Geçen yıl turizme açılan Necmi Asfuroğlu Arkeoloji Müzesi ise milattan sonra 6. yüzyılda “kamu alanı” olarak kullanıldığı değerlendirilen, 1200 metrekarelik tek parça taban mozaiğiyle ön plana çıkıyor.
Tarih kenti Hatay için büyük önem taşıyan her iki müze de mozaik koleksiyonlarıyla sadece Türkiye’de değil yurt dışında da ses getiriyor.
Hatay Arkeoloji Müzesi Müdürü Ayşe Ersoy, AA muhabirine, dünya çapında mozaik eser zenginliği denildiğinde ilk akla gelen şehrin Hatay olduğunu söyledi.
Yaklaşık 10 bin metrekare alana sahip Hatay Arkeoloji Müzesinin Antakya ve çevresindeki antik kentlere ait eserlerle dolu olduğunu, en önemli koleksiyonlarını da mozaiklerin oluşturduğunu belirten Ersoy, “Antakya mozaikleri, 2. yüzyıldan 6. yüzyıla kadar mozaik gelişimini gözler önüne seren bir tarih barındırıyor.

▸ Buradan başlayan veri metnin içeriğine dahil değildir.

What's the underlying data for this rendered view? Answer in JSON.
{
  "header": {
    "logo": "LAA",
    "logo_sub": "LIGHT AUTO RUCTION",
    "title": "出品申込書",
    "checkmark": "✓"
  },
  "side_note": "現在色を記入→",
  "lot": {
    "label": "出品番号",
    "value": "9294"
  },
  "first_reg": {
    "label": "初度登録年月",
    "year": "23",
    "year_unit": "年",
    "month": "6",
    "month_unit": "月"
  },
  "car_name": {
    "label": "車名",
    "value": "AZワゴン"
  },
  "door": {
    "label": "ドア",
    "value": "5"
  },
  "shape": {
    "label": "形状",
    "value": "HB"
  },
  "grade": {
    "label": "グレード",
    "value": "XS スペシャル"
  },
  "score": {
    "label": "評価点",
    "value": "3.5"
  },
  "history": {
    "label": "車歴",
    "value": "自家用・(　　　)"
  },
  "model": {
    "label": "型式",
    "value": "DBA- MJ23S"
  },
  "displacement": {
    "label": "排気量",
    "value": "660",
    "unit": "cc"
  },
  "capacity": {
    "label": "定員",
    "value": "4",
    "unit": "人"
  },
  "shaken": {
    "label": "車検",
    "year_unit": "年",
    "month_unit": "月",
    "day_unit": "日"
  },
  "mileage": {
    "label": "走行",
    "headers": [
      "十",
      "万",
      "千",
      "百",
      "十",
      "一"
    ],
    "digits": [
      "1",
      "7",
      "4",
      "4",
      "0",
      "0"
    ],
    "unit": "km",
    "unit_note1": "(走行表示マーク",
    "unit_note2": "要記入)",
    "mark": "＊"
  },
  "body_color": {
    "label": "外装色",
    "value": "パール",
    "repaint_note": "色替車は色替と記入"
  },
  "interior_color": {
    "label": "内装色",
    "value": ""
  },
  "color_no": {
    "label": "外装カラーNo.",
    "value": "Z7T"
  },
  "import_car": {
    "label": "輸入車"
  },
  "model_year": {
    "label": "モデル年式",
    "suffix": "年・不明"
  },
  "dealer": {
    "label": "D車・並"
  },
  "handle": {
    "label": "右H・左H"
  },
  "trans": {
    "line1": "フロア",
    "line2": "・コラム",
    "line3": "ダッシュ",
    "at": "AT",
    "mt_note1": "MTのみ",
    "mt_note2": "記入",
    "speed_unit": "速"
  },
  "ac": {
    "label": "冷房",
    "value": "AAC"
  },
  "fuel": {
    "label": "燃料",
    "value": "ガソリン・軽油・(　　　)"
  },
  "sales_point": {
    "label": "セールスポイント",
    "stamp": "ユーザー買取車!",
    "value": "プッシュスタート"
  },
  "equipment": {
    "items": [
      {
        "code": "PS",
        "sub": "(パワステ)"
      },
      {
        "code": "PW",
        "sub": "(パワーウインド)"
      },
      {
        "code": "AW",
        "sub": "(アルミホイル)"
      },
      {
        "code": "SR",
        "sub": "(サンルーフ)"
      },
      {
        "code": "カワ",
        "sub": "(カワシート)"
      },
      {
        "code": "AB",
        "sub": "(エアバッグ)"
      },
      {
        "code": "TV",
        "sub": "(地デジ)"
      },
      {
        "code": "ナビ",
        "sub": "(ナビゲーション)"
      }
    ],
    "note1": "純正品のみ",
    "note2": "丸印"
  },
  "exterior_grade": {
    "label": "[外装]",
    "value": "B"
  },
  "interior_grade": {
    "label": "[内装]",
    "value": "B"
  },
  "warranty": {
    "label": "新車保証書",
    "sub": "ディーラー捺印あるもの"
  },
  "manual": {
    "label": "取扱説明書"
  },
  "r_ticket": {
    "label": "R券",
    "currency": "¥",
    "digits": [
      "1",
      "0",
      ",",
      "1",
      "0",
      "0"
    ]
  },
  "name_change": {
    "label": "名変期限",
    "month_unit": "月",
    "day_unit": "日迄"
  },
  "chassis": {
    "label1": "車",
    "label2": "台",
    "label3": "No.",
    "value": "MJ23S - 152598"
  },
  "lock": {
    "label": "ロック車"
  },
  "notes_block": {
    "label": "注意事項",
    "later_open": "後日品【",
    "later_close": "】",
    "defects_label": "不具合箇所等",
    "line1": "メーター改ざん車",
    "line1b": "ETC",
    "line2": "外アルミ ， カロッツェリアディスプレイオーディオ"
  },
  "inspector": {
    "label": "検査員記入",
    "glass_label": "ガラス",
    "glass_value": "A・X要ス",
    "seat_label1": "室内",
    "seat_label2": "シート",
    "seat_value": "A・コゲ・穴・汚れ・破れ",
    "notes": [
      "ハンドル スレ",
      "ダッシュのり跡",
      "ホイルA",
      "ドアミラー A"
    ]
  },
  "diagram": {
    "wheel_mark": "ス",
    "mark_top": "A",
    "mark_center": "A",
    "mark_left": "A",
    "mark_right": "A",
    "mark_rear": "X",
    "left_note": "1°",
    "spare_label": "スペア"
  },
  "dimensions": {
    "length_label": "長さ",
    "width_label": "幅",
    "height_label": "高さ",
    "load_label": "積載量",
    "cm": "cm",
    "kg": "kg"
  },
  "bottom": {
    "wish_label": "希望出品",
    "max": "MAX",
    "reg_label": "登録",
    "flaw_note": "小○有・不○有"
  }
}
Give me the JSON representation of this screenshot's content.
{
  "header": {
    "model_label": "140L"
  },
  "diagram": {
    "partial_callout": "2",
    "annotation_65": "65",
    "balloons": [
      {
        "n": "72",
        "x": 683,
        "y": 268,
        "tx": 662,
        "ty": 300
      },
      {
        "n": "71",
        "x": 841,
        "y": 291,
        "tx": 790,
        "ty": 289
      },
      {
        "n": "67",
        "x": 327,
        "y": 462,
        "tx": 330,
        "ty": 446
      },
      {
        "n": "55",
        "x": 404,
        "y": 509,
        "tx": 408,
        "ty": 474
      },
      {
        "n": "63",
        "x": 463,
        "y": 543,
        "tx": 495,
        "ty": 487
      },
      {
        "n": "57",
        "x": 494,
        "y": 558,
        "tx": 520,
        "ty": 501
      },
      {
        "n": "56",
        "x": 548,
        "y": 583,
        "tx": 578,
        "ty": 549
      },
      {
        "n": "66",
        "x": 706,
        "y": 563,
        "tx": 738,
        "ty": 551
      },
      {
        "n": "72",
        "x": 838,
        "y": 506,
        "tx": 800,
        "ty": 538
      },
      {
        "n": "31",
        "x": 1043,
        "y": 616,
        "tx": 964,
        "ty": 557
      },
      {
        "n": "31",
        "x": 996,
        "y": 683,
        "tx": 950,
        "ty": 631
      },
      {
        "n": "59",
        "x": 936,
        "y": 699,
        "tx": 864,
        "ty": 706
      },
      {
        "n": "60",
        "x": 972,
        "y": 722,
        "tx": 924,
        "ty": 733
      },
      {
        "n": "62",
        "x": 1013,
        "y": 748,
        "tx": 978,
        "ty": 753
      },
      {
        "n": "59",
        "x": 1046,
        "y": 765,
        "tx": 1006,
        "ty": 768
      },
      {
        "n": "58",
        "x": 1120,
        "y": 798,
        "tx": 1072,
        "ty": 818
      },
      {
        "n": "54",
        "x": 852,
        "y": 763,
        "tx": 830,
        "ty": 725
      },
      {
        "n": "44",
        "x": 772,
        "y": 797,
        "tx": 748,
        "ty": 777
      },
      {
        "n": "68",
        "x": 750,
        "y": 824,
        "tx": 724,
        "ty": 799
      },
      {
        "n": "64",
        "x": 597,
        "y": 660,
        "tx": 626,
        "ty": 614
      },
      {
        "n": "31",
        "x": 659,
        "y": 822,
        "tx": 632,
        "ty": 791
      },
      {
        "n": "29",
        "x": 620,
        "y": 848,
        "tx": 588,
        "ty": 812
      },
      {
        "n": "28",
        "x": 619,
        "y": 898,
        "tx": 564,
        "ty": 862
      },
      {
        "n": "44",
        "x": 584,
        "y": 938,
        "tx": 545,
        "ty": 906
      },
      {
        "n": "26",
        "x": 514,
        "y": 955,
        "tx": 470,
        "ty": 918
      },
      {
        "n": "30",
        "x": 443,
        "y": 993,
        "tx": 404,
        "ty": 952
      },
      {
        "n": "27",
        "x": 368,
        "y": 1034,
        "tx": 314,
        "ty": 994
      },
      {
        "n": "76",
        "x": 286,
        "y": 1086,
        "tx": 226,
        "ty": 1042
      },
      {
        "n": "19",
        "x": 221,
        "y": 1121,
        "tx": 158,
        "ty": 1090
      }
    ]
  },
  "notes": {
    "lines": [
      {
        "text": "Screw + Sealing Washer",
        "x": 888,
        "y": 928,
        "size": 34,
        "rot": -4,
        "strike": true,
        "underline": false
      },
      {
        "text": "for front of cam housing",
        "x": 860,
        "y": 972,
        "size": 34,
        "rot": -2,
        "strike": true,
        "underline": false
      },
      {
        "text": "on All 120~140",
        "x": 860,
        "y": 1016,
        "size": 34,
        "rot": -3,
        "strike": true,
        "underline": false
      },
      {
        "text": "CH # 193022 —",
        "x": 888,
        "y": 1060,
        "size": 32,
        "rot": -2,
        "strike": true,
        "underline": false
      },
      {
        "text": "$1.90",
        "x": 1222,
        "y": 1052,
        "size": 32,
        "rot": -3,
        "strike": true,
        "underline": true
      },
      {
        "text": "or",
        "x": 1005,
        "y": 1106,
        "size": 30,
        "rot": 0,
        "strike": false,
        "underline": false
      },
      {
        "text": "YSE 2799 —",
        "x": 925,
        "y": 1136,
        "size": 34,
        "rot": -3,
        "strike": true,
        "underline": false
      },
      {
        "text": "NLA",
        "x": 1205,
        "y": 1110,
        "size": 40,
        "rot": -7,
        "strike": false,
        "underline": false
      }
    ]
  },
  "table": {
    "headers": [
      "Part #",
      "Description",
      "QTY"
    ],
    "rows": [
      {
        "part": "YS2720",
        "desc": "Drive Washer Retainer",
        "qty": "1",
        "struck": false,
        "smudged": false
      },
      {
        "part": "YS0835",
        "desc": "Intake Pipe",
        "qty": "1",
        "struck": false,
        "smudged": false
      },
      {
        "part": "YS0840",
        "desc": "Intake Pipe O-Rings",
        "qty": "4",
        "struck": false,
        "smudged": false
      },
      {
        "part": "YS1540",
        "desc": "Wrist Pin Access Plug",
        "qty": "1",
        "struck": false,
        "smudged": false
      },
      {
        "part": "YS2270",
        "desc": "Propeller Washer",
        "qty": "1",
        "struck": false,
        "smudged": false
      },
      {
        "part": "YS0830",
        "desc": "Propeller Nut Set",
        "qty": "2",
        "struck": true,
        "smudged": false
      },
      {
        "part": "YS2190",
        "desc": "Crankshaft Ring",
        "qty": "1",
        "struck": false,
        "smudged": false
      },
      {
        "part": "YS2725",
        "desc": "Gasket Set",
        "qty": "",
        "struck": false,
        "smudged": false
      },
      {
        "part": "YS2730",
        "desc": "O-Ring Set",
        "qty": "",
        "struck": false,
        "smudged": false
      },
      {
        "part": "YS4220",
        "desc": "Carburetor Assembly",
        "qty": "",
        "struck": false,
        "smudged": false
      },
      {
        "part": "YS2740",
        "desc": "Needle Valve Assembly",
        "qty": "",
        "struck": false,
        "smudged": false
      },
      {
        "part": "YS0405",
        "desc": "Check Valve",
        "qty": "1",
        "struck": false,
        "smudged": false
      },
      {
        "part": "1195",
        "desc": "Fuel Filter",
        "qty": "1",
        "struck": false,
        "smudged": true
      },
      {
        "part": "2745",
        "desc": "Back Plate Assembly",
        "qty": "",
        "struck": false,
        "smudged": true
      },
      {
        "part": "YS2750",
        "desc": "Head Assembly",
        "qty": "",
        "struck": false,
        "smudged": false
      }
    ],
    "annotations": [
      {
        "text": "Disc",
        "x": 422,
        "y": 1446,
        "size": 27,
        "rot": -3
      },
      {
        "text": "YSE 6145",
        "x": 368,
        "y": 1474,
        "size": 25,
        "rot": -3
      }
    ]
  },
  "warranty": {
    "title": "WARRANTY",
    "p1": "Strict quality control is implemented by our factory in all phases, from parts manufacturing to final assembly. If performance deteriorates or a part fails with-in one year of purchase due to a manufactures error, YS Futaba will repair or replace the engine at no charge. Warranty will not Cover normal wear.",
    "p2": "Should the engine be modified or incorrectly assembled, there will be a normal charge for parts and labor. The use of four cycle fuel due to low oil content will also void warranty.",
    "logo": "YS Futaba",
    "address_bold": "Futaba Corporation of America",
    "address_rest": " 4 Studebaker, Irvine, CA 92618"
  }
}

Bugün dünyada bir bilimsel yayın yapıldığında bilim adamları mutlaka Hatay mozaiklerine değinmek zorunda hissediyor çünkü burası dünya açısından da çok önemli bir mozaik seksiyonuna sahip.” dedi.
Necmi Asfuroğlu Arkeoloji Müzesini gezenlerin ise kendini Roma döneminde hissettiğini anlatan Ersoy, “Buradaki geometrik taban mozaiği, alanında dünyada tek. Milattan sonra 6. yüzyıla ait bir eser. O dönemde Antakya ve çevresinde 2 büyük deprem oluyor, depremde bile mozaikte bir yok olma görmüyorsunuz, tamamen bir dalgalanma görüyorsunuz, bu da ziyaretçilerimiz açısından oldukça ilgi çekici bulunuyor.” diye konuştu.
Ersoy, Necmi Asfuroğlu Arkeoloji Müzesinin ayrıca müze-otel konsepti bulunduğunu, bunun da Türkiye’de ilk olduğunu kaydetti.
Necmi Asfuroğlu Arkeoloji Müzesinin şu ana kadar 25 bin ziyaretçiye ev sahipliği yaptığını bildiren Ersoy, Hatay Arkeoloji Müzesinin de her yıl ortalama 250 bin kişiyi ağırladığını ifade etti.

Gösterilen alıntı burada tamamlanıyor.